KEY POINTS:
Flavio Briatore should be a happy man.
New seasons beckon for the Renault Formula One team he runs and for Queens Park Rangers, his latest sporting investment, while Billionaire, the nightclub he launched a decade ago on Sardinia's exclusive Emerald Coast, is doing a brisk trade in Cristal champagne methuselahs at 35,000 euro ($72,888) a pop.
Instead, he appears to be furious.
Italy's VIP class has gone missing this northern summer from Billionaire's oriental-themed bars, where even a seat can cost up to 500 euro.
Politicians, actors and presenters have been scared off by the new mood of austerity gripping a country suffering like the rest of Europe from the economic downturn. And Briatore, 58, has found himself in a colourful war of words with the hard right politician Daniela Santanche, who has called for Billionaire to be shut down even though she owns a 10 per cent share of it.
"With people struggling to get by, Billionaire should be consigned to history," said Santanche.
"I myself have put my Aston Martin in the garage and get around in a Fiat 500."
For Briatore, the new austerity preached by the glamorous Santanche was too much to bear.
"Daniela has been in the sun too long. What she's saying is absurd," he fumed to an Italian magazine from the resort he owns in Kenya where he is enjoying mud treatments with his new bride, a TV showgirl 30 years his junior.
"If luxury is suddenly a problem, let's close Bulgari and Cartier, or even all the discos, restaurants and the whole of the Emerald Coast," he said.
Briatore's boast that former Spanish Prime Minister Jose Maria Aznar, Kate Moss and old flame Naomi Campbell had all propped up the bar this summer did not wash with Santanche, herself a former habituee of the club which is perched above Porto Cervo, a town built from scratch by the Aga Khan in the 1960s for the well heeled.
For one thing, where was Silvio? Chief among the no-shows is Prime Minister Silvio Berlusconi, who has previously visited Billionaire and nearby town Porto Rotondo, where he appeared in 2004 with a bandanna on his head and the Blairs on his arm.

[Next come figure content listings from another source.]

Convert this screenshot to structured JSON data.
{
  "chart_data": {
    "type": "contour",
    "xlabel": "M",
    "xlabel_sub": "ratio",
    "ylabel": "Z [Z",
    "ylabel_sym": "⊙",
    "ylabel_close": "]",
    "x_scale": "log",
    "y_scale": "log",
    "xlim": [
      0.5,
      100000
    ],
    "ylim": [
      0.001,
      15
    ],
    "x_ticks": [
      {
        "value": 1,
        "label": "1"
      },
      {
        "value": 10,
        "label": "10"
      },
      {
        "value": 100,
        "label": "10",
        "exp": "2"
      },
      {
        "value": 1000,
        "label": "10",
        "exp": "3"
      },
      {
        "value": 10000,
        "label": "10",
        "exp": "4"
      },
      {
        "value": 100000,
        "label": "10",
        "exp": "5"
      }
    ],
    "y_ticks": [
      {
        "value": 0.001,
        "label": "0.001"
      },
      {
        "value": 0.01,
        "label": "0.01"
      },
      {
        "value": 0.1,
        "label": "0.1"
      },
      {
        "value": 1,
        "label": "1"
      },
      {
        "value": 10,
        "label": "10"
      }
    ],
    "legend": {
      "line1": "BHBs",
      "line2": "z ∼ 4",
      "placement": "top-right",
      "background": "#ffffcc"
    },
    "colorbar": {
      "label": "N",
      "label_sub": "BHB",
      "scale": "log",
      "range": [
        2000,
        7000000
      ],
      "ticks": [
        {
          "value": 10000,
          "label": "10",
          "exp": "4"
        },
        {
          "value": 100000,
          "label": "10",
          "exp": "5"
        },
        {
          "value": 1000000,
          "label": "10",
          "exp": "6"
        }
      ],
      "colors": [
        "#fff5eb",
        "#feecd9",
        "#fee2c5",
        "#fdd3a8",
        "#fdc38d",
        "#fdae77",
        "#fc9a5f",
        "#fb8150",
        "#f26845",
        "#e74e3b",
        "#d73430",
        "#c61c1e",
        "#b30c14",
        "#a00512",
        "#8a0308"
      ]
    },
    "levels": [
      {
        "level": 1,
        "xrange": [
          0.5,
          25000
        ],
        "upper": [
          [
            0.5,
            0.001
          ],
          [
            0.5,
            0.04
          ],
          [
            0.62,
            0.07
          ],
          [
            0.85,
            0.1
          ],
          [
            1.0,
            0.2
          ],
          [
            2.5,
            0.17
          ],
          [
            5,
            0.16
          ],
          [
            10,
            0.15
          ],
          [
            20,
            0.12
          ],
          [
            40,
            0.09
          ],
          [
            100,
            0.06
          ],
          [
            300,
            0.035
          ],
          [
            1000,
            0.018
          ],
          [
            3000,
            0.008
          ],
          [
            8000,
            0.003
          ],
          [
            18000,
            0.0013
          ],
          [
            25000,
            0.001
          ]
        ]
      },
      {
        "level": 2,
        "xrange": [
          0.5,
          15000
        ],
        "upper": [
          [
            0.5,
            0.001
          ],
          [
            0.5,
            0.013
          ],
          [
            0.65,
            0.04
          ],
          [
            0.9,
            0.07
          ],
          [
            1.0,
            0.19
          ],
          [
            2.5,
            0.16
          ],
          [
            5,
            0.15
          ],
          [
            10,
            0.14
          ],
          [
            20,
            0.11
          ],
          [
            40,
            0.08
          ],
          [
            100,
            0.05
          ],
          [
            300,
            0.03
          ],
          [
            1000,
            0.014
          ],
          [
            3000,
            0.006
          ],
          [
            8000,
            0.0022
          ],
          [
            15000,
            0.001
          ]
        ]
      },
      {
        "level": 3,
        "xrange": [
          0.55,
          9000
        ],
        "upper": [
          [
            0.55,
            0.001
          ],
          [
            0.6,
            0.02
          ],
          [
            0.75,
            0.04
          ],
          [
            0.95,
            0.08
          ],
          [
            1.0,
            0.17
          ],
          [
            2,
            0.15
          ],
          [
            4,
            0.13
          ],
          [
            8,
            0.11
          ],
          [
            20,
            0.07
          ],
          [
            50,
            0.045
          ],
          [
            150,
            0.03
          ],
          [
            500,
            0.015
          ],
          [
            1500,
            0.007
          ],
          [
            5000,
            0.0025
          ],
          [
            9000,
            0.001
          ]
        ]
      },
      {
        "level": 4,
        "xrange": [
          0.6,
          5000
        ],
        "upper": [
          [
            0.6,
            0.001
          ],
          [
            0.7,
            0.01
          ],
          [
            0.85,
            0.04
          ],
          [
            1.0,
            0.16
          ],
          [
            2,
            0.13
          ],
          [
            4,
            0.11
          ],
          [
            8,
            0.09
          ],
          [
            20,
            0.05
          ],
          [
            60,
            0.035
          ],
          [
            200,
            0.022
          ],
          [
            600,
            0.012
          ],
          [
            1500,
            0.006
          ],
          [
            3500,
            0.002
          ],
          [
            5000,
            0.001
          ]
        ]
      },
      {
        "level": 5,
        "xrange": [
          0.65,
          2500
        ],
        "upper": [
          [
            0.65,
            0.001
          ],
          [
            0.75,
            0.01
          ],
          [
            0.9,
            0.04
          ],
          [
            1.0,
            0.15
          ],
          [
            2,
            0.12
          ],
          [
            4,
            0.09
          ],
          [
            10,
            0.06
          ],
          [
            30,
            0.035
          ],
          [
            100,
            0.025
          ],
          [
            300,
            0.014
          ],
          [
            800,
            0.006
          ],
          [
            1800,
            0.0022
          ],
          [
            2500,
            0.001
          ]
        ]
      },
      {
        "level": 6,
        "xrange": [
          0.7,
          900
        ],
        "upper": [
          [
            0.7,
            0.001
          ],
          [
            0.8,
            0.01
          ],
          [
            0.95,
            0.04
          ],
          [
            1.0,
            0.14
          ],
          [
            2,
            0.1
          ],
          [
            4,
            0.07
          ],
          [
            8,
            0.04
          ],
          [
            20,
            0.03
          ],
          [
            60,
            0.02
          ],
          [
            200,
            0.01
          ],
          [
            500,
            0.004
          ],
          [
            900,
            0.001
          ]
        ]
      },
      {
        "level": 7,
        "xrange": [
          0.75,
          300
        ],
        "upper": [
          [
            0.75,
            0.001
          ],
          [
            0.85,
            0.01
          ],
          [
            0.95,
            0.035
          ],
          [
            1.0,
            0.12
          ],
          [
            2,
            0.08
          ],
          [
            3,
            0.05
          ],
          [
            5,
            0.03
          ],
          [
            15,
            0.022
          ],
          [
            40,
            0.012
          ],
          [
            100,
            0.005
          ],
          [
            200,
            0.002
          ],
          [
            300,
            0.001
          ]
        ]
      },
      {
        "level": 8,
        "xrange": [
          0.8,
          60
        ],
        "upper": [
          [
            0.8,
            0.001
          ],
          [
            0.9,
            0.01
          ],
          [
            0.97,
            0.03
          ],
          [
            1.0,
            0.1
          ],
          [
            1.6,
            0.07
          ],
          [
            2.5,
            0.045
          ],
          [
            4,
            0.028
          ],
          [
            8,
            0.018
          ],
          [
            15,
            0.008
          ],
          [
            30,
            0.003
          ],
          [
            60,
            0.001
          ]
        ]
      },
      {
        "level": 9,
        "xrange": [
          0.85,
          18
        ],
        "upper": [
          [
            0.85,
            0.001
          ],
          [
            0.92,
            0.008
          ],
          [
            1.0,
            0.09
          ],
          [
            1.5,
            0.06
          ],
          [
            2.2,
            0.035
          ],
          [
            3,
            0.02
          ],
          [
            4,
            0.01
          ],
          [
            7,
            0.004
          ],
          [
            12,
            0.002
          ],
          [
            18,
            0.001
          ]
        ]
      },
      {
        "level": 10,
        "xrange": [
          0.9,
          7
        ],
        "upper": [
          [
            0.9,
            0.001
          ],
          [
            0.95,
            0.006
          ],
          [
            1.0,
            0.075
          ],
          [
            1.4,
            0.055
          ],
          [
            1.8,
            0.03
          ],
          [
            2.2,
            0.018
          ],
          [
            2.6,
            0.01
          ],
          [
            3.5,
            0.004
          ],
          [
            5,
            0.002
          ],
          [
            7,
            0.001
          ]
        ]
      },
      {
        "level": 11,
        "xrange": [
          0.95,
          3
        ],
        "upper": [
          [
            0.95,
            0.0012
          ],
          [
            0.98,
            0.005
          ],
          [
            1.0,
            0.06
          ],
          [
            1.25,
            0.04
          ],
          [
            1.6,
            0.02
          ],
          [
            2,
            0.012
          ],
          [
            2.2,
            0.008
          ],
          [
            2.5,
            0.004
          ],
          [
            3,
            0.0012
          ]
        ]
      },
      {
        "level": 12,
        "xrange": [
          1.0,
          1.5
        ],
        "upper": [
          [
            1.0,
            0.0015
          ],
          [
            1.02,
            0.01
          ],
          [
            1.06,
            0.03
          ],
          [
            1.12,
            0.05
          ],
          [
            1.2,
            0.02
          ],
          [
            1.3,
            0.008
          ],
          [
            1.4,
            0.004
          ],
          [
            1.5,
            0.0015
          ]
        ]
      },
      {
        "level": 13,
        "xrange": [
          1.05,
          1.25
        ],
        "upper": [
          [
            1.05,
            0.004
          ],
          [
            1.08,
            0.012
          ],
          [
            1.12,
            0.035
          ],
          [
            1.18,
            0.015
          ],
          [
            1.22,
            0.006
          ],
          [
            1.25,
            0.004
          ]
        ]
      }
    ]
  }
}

"Until last year you had to tie Berlusconi down to stop him going to Billionaire," said Santanche.
After staying locked in his Sardinian villa this month, Berlusconi chose to make his one public foray last week to a shopping arcade, promising startled locals that he was working hard to bring down taxes.
Tax is certainly a hot topic on Sardinia - a new luxury tax introduced in 2006 for visiting superyachts has been hugely controversial.
Berlusconi may have thought twice about hitting the beach after a party led by Briatore was pelted with sand and water earlier this month when they staged an ostentatious landing in dinghies among angry bathers at the crowded public beach at Capriccioli.
Briatore was heading for the inauguration of his new club, a secluded spot close to the public beach where last week wealthy patrons were enjoying waiter service as shoulder-to-shoulder bathers appeared ready to rise up in revolt only metres away.
"The water chucking was useful to show that you can't expect to just turn up on a beach in your boat when others have dragged all their stuff for miles overland to get here," said Matteo Saragoni, 28, a surveyor.
One local said the battle of the beach occurred as more budget daytrippers were venturing into the Emerald Coast.
"I never used to see people setting up plastic tables and pulling out oven-baked pasta picnics here," he said.
"Some come to see the celebrities, and appear starstruck and resentful in equal measure."
After a day on the beach, the day-trippers stream on to Porto Cervo's quay where they photograph tycoons eating dinner on deck. Others queue to photograph the exorbitantly priced menus posted outside restaurants.
"Two coffees, a Bellini and a mineral water cost me 130 euros in a bar," said Santanche.
"I should have called the police."
Briatore rejects accusations the establishment is losing its class.
"Take Ibiza, where the low-cost flights unload tourists for quick trips to discos that hold 5000 people," he said. "Now that's vulgar."